Why are you weeping? Who are you looking for?
Your wife shall be like a fruitful vine
In the recesses of your home;
Your children like olive plants
Around your table.
I remember the day I felt distinctly called to marry my husband. I was sitting in Eucharistic Adoration on an early November evening and this verse deeply spoke to me. I wanted to be that wife. I wanted a table with children. I wanted a fruitful marriage and oneness with this particular man. These were my dreams.
After a long period of singleness, and even with fruitful friendships, it became very clear that I needed and desired a partner in life and a companion on the journey. Man and woman, just like the first reading declares.
I love the psalm in this Sunday’s mass readings because it paints the picture of marriage’s beauty: the fruitfulness, the blessedness, the joy of family and home life, the richness of a life lived in the Lord, and the hope of seeing your children’s children. Most people when they are called to marriage want these things. They are often our deep hopes when we enter into married life, in addition to becoming “one” with a lifelong spouse.
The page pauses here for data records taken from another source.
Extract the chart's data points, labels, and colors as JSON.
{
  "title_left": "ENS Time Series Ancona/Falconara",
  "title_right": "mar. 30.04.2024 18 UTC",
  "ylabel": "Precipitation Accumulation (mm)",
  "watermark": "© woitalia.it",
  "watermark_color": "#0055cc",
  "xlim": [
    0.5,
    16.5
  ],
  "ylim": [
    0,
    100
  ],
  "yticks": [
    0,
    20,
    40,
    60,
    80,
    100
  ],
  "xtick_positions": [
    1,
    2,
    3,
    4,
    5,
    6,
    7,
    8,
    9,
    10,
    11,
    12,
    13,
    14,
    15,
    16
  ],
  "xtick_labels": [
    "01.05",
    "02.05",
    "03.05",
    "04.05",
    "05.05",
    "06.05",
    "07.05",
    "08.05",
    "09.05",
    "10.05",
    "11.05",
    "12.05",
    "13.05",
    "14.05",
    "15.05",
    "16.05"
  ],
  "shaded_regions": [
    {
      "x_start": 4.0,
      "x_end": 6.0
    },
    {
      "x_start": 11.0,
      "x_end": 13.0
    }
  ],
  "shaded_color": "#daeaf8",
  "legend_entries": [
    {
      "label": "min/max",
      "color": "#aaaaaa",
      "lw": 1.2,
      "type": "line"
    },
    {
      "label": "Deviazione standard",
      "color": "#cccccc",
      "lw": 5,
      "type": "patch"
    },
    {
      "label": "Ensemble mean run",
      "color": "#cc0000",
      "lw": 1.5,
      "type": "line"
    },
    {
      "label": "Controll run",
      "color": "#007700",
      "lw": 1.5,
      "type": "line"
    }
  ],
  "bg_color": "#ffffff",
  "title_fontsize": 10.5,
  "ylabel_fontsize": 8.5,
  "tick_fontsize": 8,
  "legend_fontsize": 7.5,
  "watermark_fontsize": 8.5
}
Today marks my parents’ 40th wedding anniversary and how fitting that these readings resonate so much with the gift and beauty of a fruitful marriage. My parents are a living example of a marriage that has weathered storms and challenges, but was fruitful with children, love, blessings, and an overall good life. I think you only get those things with commitment, love, and faithfulness day in and day out.
Most of us can say the same for other couples we know who have celebrated anniversaries for so many years. They are living reflections of daily faithfulness, the “one flesh” that Jesus speaks to, and God’s goodness, fruitfulness, and bountiful love.
May we all live up to these models of marriage that the Lord has given us, and may we all live to see these blessings of marriage that are promised.